In 1983 she received the Four Freedom Award for the Freedom of Worship. In 1987 she received a Candace Award for Distinguished Service from the National Coalition of 100 Black Women.
In 1997, Coretta Scott King was the recipient of the Academy of Achievement's Golden Plate Award.
In 2004, Coretta Scott King was awarded the prestigious Gandhi Peace Prize by the Government of India.
In 2006, the Jewish National Fund, the organization that works to plant trees in Israel, announced the creation of the Coretta Scott King forest in the Galilee region of Northern Israel, with the purpose of "perpetuating her memory of equality and peace", as well as the work of her husband. When she learned about this plan, King wrote to Israel's parliament:
"On April 3, 1968, just before he was killed, Martin delivered his last public address. In it he spoke of the visit he and I made to Israel. Moreover, he spoke to us about his vision of the Promised Land, a land of justice and equality, brotherhood and peace. Martin dedicated his life to the goals of peace and unity among all peoples, and perhaps nowhere in the world is there a greater appreciation of the desirability and necessity of peace than in Israel."
In 2007, The Coretta Scott King Young Women's Leadership Academy (CSKYWLA) was opened in Atlanta, Georgia. At its inception, the school served girls in grade 6 with plans for expansion to grade 12 by 2014. CSKYWLA is a public school in the Atlanta Public Schools system. Among the staff and students, the acronym for the school's name, CSKYWLA (pronounced "see-skee-WAH-lah"), has been coined as a protologism to which this definition has given – "to be empowered by scholarship, non-violence, and social change." The school is currently under the leadership of Dione Simon (Principal). There Is Also A High School With A Graduating Class Next Year. The High School Is Currently Under The Leadership Of Termerion McCrary Lakes. That year was also the first observance of Martin Luther King, Jr. Day following her death, and she was honored.
Super Bowl XL was dedicated to King and Rosa Parks. Both were memorialized with a moment of silence during the pregame ceremonies.

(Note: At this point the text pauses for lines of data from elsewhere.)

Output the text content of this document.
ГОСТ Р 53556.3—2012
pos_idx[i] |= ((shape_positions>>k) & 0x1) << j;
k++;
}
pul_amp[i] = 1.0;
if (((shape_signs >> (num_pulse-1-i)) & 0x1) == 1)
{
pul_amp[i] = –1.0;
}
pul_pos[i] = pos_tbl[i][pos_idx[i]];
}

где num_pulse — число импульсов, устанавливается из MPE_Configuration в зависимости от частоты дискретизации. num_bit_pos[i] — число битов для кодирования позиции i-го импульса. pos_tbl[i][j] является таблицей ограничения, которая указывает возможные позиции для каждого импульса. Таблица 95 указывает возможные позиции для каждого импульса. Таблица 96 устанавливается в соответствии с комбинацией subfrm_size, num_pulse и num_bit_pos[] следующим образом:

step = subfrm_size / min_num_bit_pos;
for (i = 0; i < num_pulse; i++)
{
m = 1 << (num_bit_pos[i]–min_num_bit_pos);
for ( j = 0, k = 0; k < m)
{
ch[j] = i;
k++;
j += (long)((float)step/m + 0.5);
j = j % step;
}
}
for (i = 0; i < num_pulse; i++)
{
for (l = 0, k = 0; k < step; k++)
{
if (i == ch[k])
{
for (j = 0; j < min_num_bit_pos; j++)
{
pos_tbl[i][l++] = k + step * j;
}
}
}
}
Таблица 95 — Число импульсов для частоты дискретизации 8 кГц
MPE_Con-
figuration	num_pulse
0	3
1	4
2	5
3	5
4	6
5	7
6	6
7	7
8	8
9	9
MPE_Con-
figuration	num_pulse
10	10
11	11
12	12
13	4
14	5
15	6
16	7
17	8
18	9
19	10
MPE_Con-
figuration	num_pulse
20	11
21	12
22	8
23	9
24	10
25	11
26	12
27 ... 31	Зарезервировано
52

The children of both Parks and King then helped Tom Brady with the ceremonial coin toss. In addition two choirs representing the states of Georgia (King's home state) and Alabama (Park's home state) accompanied Dr. John, Aretha Franklin and Aaron Neville in the singing of the National Anthem.
She was inducted into the Alabama Women's Hall of Fame in 2009.
Congressional resolutions
Upon the news of her death, moments of reflection, remembrance, and mourning began around the world. In the United States Senate, Majority Leader Bill Frist presented Senate Resolution 362 on behalf of all U.S. Senators, with the afternoon hours filled with respectful tributes throughout the U.S. Capitol.
On August 31, 2006, following a moment of silence in memoriam to the death of Coretta Scott King, the United States House of Representatives presented House Resolution 655 in honor of her legacy. In an unusual action, the resolution included a grace period of five days in which further comments could be added to it.